In questi giorni da incubo, il luogo migliore per incontrarci è nei miei sogni.
Sai, la vita è un giardino dove ogni giorno noi piantiamo e raccogliamo fiori che la fanno migliore. E può anche darsi che In ceri giorni, diventa tutto un deserto di disordini, dove regna il caos e l’armonia del verde, e della rifiorita “scompare”. Ma sono i problemi, le difficoltà che l’appesantiscono rendendola cupa e nera, rendendola in certi giorni invisibile. Tutti abbiamo problemi e tutti affrontano difficoltà, ma non tutti si abbattono quando i giorni si anneriscono. Quindi diamoci forza, rimbocchiamoci le maniche e diamo ai giorni avvenire la possibilità di viverci e di viversi, perché il tempo passa e non aspetta nessuno. Vivi. Ora. E le difficoltà diventeranno tenui fiori di campo che fioriscono al primo raggio di sole.
Mi preferirei all’inferno piuttosto che in quel purgatorio transitorio e sospeso dove, come ripostiglio, vengono ammassati i più. Di paradiso non c’è orizzonte alcuno. Né lo vorrei. Mi tengo le miei piume ammazzate ché la mia “voliera” è un reame.

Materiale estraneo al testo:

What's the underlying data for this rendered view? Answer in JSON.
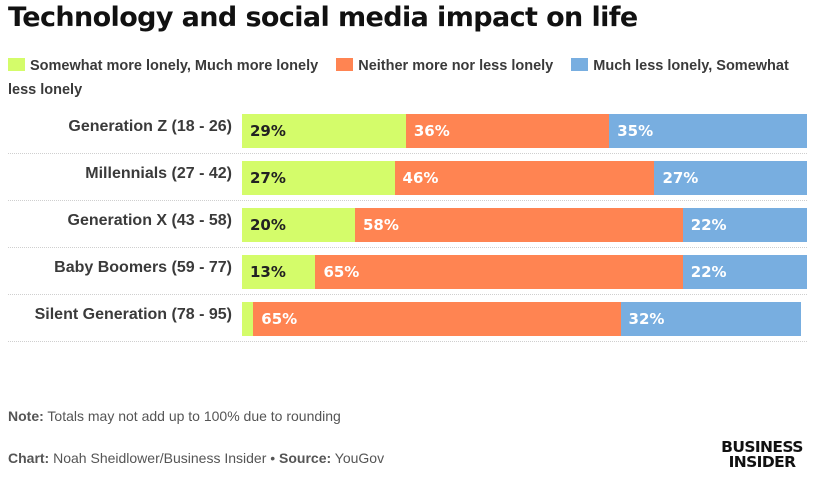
{
  "chart_data": {
    "type": "bar",
    "orientation": "horizontal",
    "stacked": true,
    "title": "Technology and social media impact on life",
    "categories": [
      "Generation Z (18 - 26)",
      "Millennials (27 - 42)",
      "Generation X (43 - 58)",
      "Baby Boomers (59 - 77)",
      "Silent Generation (78 - 95)"
    ],
    "series": [
      {
        "name": "Somewhat more lonely, Much more lonely",
        "color": "#d4fc6a",
        "label_color": "#222222",
        "values": [
          29,
          27,
          20,
          13,
          2
        ],
        "labels": [
          "29%",
          "27%",
          "20%",
          "13%",
          ""
        ]
      },
      {
        "name": "Neither more nor less lonely",
        "color": "#ff8452",
        "label_color": "#ffffff",
        "values": [
          36,
          46,
          58,
          65,
          65
        ],
        "labels": [
          "36%",
          "46%",
          "58%",
          "65%",
          "65%"
        ]
      },
      {
        "name": "Much less lonely, Somewhat less lonely",
        "color": "#78aee0",
        "label_color": "#ffffff",
        "values": [
          35,
          27,
          22,
          22,
          32
        ],
        "labels": [
          "35%",
          "27%",
          "22%",
          "22%",
          "32%"
        ]
      }
    ],
    "xlim": [
      0,
      100
    ],
    "xlabel": "",
    "ylabel": "",
    "grid": false,
    "legend_position": "top"
  },
  "legend": [
    {
      "label": "Somewhat more lonely, Much more lonely",
      "color": "#d4fc6a"
    },
    {
      "label": "Neither more nor less lonely",
      "color": "#ff8452"
    },
    {
      "label": "Much less lonely, Somewhat less lonely",
      "color": "#78aee0"
    }
  ],
  "footer": {
    "note_label": "Note:",
    "note_text": " Totals may not add up to 100% due to rounding",
    "chart_label": "Chart:",
    "chart_text": " Noah Sheidlower/Business Insider • ",
    "source_label": "Source:",
    "source_text": " YouGov"
  },
  "logo": {
    "line1": "BUSINESS",
    "line2": "INSIDER"
  }
}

Scrivere è come togliere i vestiti dalla propria anima e mostrarsi nudi agli altri.
Sei tu che possiedi le chiavi del tuo inferno e del tuo paradiso, sei tu che devi scegliere quale porta aprire o chiudere. Entra un po’ nell’una e un po’ nell’altra, conoscerai la vita e la sua essenza.
Non c’è peggior inferno che trovarsi intrappolati in un paradiso, che non assomiglia minimamente a ciò che si era immaginato.
Guardiamo il cielo in attesa di un miracolo, senza accorgerci che il miracolo siamo noi e tutto ciò che sta attorno.